Bad actors on social media—such as Russian agents who have been active in advance of the 2020 election, attempting to divide Americans further—already appear to recognize repulsion as a tool, says Mr. Sabin-Miller. These trolls will assume roles on both sides of an ideological divide, and play dumb to make one side of the debate look foolish, while playing down the extremity of views on the other side.
“A reason we have some confidence in our model is the people who are trying to polarize us are already doing what they should be, by our model, to be optimally effective,” he adds.
Another model by Vicky Chuqiao Yang, an applied mathematician at the Santa Fe Institute, explored a phenomenon political scientists have previously described: the way political parties have themselves become more polarized over time. Her model buttresses past work that suggested that political parties play to their more extreme constituents because it’s more strategically advantageous than trying to go for ideological moderates, who often swing to one party or the other.
What models like these—and an assortment of other research by other sociologists, political scientists and technologists—suggest is that while social media might not be a direct driver of political polarization in the U.S., the way it interacts with many other phenomena could mean it has outsize power to drive us apart, says Dr. Yang.

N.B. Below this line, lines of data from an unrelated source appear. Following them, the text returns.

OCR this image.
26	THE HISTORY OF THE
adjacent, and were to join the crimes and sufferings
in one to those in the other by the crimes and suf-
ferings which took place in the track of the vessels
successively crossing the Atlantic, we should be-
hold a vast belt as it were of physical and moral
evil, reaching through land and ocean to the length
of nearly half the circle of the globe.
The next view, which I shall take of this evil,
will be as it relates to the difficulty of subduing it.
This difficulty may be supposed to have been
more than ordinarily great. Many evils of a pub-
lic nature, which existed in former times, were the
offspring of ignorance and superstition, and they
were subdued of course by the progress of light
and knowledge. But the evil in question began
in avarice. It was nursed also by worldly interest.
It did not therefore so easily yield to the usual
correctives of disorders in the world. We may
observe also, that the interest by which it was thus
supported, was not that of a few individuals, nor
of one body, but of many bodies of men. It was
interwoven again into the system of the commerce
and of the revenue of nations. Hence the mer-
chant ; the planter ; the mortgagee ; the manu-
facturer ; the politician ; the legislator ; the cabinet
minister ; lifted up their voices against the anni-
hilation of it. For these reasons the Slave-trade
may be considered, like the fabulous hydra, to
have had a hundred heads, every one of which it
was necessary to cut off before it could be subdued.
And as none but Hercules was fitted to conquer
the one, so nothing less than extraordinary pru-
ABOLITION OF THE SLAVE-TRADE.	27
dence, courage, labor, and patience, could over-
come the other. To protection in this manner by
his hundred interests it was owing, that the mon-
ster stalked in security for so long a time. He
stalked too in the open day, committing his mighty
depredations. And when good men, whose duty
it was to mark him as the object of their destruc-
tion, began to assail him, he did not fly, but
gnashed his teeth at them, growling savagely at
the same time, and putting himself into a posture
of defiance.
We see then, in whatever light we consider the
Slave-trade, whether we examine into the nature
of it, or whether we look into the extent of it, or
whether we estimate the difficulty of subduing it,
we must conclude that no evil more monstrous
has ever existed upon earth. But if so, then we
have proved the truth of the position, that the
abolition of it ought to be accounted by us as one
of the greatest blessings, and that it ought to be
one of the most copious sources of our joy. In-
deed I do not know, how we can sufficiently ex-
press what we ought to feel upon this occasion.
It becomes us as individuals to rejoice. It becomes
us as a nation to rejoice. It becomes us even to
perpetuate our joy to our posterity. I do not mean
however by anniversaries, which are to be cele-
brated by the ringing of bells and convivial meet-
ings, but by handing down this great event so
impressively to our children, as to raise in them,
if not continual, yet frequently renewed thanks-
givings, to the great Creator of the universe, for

These potential feedback loops are worthy of further study, says Dr. Bail, who cautions that they are still hypothetical. One such feedback loop, the way that social media drives the choice of stories and their framing on cable news, could explain the way that social media indirectly polarizes even those who don’t rely on the internet as a primary source of news, such as Americans age 65 and older.
Cable news began the fragmentation of broadcast media into ideological filter bubbles long before social media arose, says Lisa Napoli, author of the book “Up All Night,” about the birth of CNN. Ms. Napoli also notes that extreme partisanship was a feature of America’s earliest newspapers, which often relied on the patronage of the politicians they praised, while lambasting their opponents.
As long as Americans have the freedom to choose outlets that support their own views while exposing them to alternative viewpoints in ways that primarily lead to repulsion, the result will be the polarization we see today, says Mr. Sabin-Miller—at least according to his model.
Unfortunately, understanding how social and other media divide us doesn’t immediately suggest any solutions for the companies that run social-media platforms, says Dr. Abrams.
Facebook continuously updates its rules banning inflammatory content and news it deems factually inaccurate, but a recent Journal test found that much of this content remains up even when in violation. Twitter and other platforms, meanwhile, are taking what are (for social networks, anyway) radical steps to try to change the rate at which content of every kind goes viral, by slowing down retweets. It remains to be seen whether such measures will work.
For each of us as an individual news consumer, the story is slightly more hopeful. “Just this idea that things close to you are attractive and things far away are repulsive can give you a framework,” says Mr. Sabin-Miller. “If I’m only seeing things that are good for my own side and really crazy from the other, maybe I should look for something slightly toward the center,” he adds.
Based on my own reporting, I’d call that a ringing endorsement for avoiding social media as much as possible—especially just before and after an election.